Заколдованная душегрея | страница 124
Видать, растравила себе душу воспоминаниями Настасья – замолчала и отвернулась. Данилка изогнулся, заглядывая в лицо, – не плачет ли? Нет, не плачет, глаза сухи…
– Настасьица… – когда молчание затянулось, напомнил о себе Данилка.
– Да, вот так он ехал за мной и ждал, пока обернусь. И глядит он на меня, улыбается, словно говорит: моей будешь! Я насилу с собой совладала. Все девки о женихах мечтают, а такой красоты никому и во сне не привидится. Потом стала я понемногу с этой гадюкой Егоровной сговариваться… Она в церкви перед образами слово дала – хочет княжич на мне повенчаться. И он тут же – смотрит из дальнего угла, усмехается… Потом я в сад вышла, он в переулке к забору подошел, словечком перемолвились. И увел он меня, дуру! Спрятал в высоком тереме, и там я с ним жила. На рождество Ивана Крестителя я из дому ушла, а на великомученицу Катерину беда и стряслась. Я его возьми да и спроси: Саввушка, когда ж повенчаемся? Вот уж пост наступил, потом – Рождество, Святки, а зимний мясоед, говорят, будет короток, Великий пост начнется рано, а ты родителям еще, поди, и словом не обмолвился? А он мне в ответ и рассмеялся. Дура ты, говорит, дура, нешто на таких дурах венчаются? Живем – и ладно, поживем еще. Как я оземь не грянулась, до сих пор не понимаю… А ведь уже дитя носила… Как раз сказать ему хотела…
– У тебя ребеночек есть? – снова ни к селу ни к городу спросил Данилка. Но она не обиделась.

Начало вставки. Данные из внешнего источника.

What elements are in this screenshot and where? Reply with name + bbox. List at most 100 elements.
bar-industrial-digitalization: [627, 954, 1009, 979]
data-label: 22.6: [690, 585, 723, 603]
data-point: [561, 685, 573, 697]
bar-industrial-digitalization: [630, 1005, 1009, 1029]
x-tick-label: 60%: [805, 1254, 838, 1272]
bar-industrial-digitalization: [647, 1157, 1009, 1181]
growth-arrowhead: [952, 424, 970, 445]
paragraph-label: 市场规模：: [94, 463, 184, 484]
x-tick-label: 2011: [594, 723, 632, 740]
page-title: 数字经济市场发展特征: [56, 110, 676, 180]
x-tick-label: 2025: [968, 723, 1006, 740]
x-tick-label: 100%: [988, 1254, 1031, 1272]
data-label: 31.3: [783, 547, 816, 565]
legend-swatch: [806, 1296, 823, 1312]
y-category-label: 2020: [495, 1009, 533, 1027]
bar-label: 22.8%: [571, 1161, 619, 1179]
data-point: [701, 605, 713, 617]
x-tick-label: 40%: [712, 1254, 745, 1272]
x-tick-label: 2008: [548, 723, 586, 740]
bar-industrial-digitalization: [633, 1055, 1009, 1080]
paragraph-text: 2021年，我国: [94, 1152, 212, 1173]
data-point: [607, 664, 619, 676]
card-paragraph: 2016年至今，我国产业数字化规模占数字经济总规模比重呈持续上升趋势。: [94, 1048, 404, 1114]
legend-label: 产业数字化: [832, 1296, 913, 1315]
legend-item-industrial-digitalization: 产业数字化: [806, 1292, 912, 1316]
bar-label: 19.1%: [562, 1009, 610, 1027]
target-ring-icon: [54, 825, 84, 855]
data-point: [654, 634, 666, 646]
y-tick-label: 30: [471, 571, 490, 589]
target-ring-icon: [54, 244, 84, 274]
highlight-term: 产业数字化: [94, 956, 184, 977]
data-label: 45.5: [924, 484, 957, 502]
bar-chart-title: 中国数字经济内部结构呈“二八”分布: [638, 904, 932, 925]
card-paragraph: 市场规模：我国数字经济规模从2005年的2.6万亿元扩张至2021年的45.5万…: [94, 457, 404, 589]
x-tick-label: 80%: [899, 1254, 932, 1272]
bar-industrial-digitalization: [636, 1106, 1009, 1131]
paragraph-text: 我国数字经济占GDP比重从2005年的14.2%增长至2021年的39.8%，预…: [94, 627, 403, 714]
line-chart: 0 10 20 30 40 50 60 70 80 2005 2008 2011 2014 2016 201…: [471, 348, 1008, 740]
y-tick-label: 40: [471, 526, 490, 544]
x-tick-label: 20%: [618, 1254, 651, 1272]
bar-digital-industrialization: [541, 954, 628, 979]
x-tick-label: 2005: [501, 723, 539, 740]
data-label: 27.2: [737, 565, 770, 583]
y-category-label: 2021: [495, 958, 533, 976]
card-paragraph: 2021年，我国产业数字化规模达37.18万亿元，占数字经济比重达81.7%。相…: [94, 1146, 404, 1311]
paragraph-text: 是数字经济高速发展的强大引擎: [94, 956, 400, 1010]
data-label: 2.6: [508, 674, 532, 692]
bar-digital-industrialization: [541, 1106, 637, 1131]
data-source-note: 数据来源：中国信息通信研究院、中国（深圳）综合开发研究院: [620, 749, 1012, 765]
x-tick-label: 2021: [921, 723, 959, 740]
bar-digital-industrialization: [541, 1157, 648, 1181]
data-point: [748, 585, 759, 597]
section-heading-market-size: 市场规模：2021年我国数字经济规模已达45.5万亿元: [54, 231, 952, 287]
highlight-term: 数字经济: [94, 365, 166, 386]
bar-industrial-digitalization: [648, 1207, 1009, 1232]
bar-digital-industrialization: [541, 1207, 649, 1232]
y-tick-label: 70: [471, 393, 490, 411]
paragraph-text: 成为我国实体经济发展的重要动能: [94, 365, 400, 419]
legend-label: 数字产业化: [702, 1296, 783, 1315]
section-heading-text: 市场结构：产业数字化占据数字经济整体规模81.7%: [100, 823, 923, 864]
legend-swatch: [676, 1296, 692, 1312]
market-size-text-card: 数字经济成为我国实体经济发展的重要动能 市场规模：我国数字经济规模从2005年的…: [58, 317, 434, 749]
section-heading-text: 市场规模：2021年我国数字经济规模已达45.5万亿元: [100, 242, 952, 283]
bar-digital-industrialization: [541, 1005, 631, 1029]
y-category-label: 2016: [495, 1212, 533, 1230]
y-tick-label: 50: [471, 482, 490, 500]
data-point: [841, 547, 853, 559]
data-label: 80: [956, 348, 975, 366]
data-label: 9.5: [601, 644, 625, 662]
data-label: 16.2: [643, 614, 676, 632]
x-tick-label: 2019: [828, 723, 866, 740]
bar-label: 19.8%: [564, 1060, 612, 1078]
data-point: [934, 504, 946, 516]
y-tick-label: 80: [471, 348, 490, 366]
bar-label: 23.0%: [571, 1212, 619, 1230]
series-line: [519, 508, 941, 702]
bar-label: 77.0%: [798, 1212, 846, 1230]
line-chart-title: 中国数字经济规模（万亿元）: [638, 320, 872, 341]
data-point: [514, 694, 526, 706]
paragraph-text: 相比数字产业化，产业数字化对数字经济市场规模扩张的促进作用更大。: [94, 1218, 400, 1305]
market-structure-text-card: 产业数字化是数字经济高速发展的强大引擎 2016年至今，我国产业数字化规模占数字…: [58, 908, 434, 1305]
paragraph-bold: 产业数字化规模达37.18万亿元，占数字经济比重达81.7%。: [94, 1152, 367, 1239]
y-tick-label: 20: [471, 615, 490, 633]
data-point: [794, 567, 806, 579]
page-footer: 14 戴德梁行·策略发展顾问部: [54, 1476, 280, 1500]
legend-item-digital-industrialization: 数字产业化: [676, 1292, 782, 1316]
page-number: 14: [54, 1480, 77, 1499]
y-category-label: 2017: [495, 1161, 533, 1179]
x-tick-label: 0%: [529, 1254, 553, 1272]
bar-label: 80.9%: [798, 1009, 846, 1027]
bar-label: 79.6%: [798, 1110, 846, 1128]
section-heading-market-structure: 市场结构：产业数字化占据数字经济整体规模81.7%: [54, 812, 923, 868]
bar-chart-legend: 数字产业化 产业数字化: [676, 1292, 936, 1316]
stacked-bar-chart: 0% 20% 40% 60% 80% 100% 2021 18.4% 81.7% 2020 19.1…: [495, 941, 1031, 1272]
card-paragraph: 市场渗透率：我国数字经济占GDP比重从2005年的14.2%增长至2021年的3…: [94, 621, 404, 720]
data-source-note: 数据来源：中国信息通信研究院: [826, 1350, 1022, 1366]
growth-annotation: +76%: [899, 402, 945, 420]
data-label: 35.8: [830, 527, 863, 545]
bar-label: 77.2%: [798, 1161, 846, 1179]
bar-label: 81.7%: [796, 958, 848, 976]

– Есть, Данилушка. В богаделенке при Моисеевском монастыре растет. Но ты меня не кори! – Настасья даже отшатнулась от парня. – Лучше моей доченьке не знать, не ведать, какова ее мать стала! Родилась доченька в один годок с царевной Марфой Алексеевной, только моя-то малость постарше будет, я ее в Успенье Анны-праведницы родила, а государыня Марья Ильинишна свою – на семьдесят апостолов. А вскоре после того моровое поветрие случилось, за патриаршие грехи. Мы из Москвы успели уйти, меня купец увез казанский, я с ним тогда сошлась. И Анюте моей матушки-черницы сказали – твои, мол, сирота, родители от чумы скончались. И точно – хуже чумы мне моя жизнь, а тому Савве не только что чумы – огненной печи было бы мало!
Данилка молчал. Ярость Настасьи ошеломила его. Он и понимал, что за такой грех женщина не прощает, и дико было ему узнавать, какие невзгоды прячет языкастая девка, в придачу не чужая, а его же собственная кума…
– Жалеешь? – вдруг спросила Настасьица.
Он не знал, что отвечать.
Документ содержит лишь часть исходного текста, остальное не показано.